In this episode we get into conversation with Ursula A. Johnson, a performance and installation artist of Mi’kmaw descent. Ursula breaks down what her practice consists of, her inspirations for becoming an artist, the concepts her work explores and description of recent works. Ursula also speaks on her endurance performance work for The Land Sings and her reflections on the #callresponse project.
More About The Artist:
Ursula A. Johnson is a performance and installation artist of Mi’kmaw descent. People who attend her performances are often surprised to find themselves no longer spectators, but actors in a social situation. Instead of the private, contemplative response we usually expect from the encounter with a work of art, we become participants in collective interpretations and collaborative actions.
Ursula Johnson holds a BFA (2006) from the Nova Scotia College of Art and Design, where she studied photography, drawing and textiles. She also studied Theatre at Cape Breton University. Johnson descends from a long line of Mi’kmaw Artists, including her late Great-Grandmother, Caroline Gould, from whom she learned basket making. In 2010 she curated Klokowej: A 30-Year Retrospective commemorating Gould’s contribution to the evolution of Mi’kmaw basketry.
Ursula Johnson’s approach to basketry is typical of her transformational practice. Rather than simply imitating traditional Mi’kmaw basket forms she uses traditional techniques to build subtly non-functional forms—objects that are clearly traditionally based yet raised to a metaphorical level of signification, as works of art. Several of her performances, including Elmiet (2010) and Basket Weaving (2011) incorporate basketry as a key element.

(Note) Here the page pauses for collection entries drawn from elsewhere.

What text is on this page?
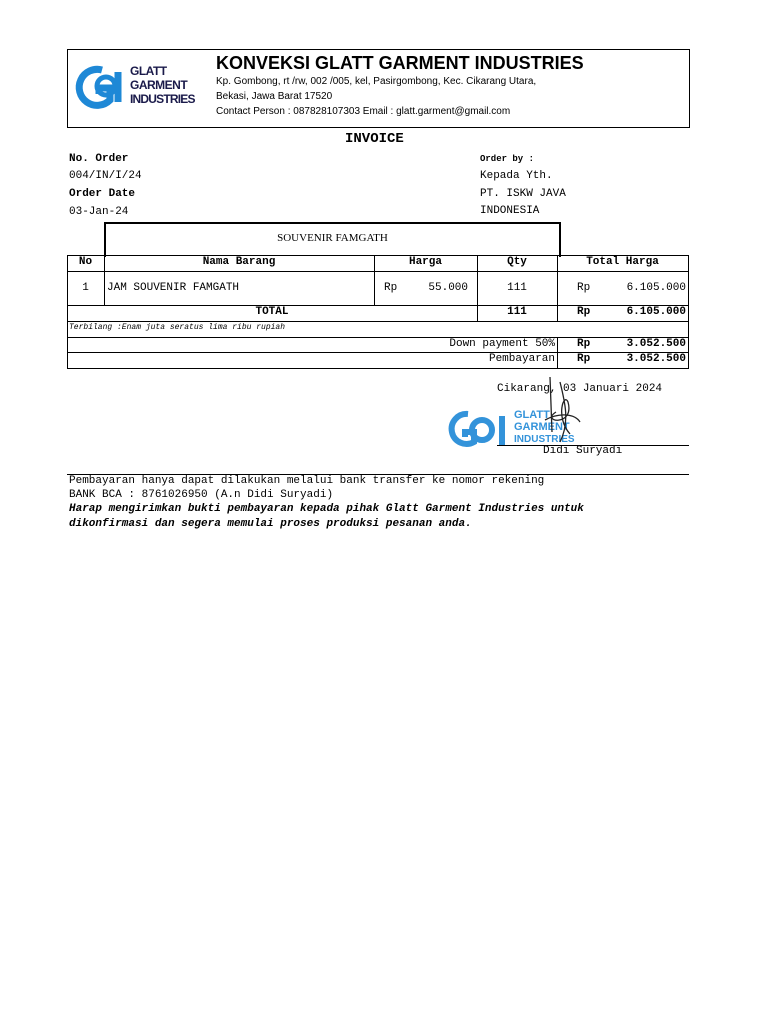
GLATT
GARMENT
INDUSTRIES
KONVEKSI GLATT GARMENT INDUSTRIES
Kp. Gombong, rt /rw, 002 /005, kel, Pasirgombong, Kec. Cikarang Utara,
Bekasi, Jawa Barat 17520
Contact Person : 087828107303 Email : glatt.garment@gmail.com
INVOICE
No. Order
004/IN/I/24
Order Date
03-Jan-24
Order by :
Kepada Yth.
PT. ISKW JAVA
INDONESIA
SOUVENIR FAMGATH
No	Nama Barang	Harga	Qty	Total Harga
1	JAM SOUVENIR FAMGATH	Rp	55.000	111	Rp	6.105.000
TOTAL	111	Rp	6.105.000
Terbilang :Enam juta seratus lima ribu rupiah
Down payment 50% Rp	3.052.500
Pembayaran Rp	3.052.500
Cikarang, 03 Januari 2024
GLATT
GARMENT
INDUSTRIES
Didi Suryadi
Pembayaran hanya dapat dilakukan melalui bank transfer ke nomor rekening
BANK BCA : 8761026950 (A.n Didi Suryadi)
Harap mengirimkan bukti pembayaran kepada pihak Glatt Garment Industries untuk
dikonfirmasi dan segera memulai proses produksi pesanan anda.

Her background in theatre is evident in her public performances. People who attend Johnson’s performances are often surprised to find themselves no longer spectators, but actors in a social situation. Instead of the private, contemplative response we usually expect from the encounter with a work of art, we become participants in collective interpretations and collaborative actions.
More About #callresponse
The project is led by Tarah Hogue (French/Dutch/Métis), Maria Hupfield (Anishinaabe) and Tania Willard (Secwepemc) and features five lead artists working in the following locations: Maria Hupfield in Toronto ON, Montreal PQ, New York NY, Tania Willard in Secwepemc Territory BC and invited artists Christi Belcourt (Michif) on the North Shore of Lake Huron ON, Ursula Johnson (Mi'kmaw) in Toronto ON, Vancouver BC, and Laakkuluk WilliamsonBathory (Inuk) in Iqaluit NU.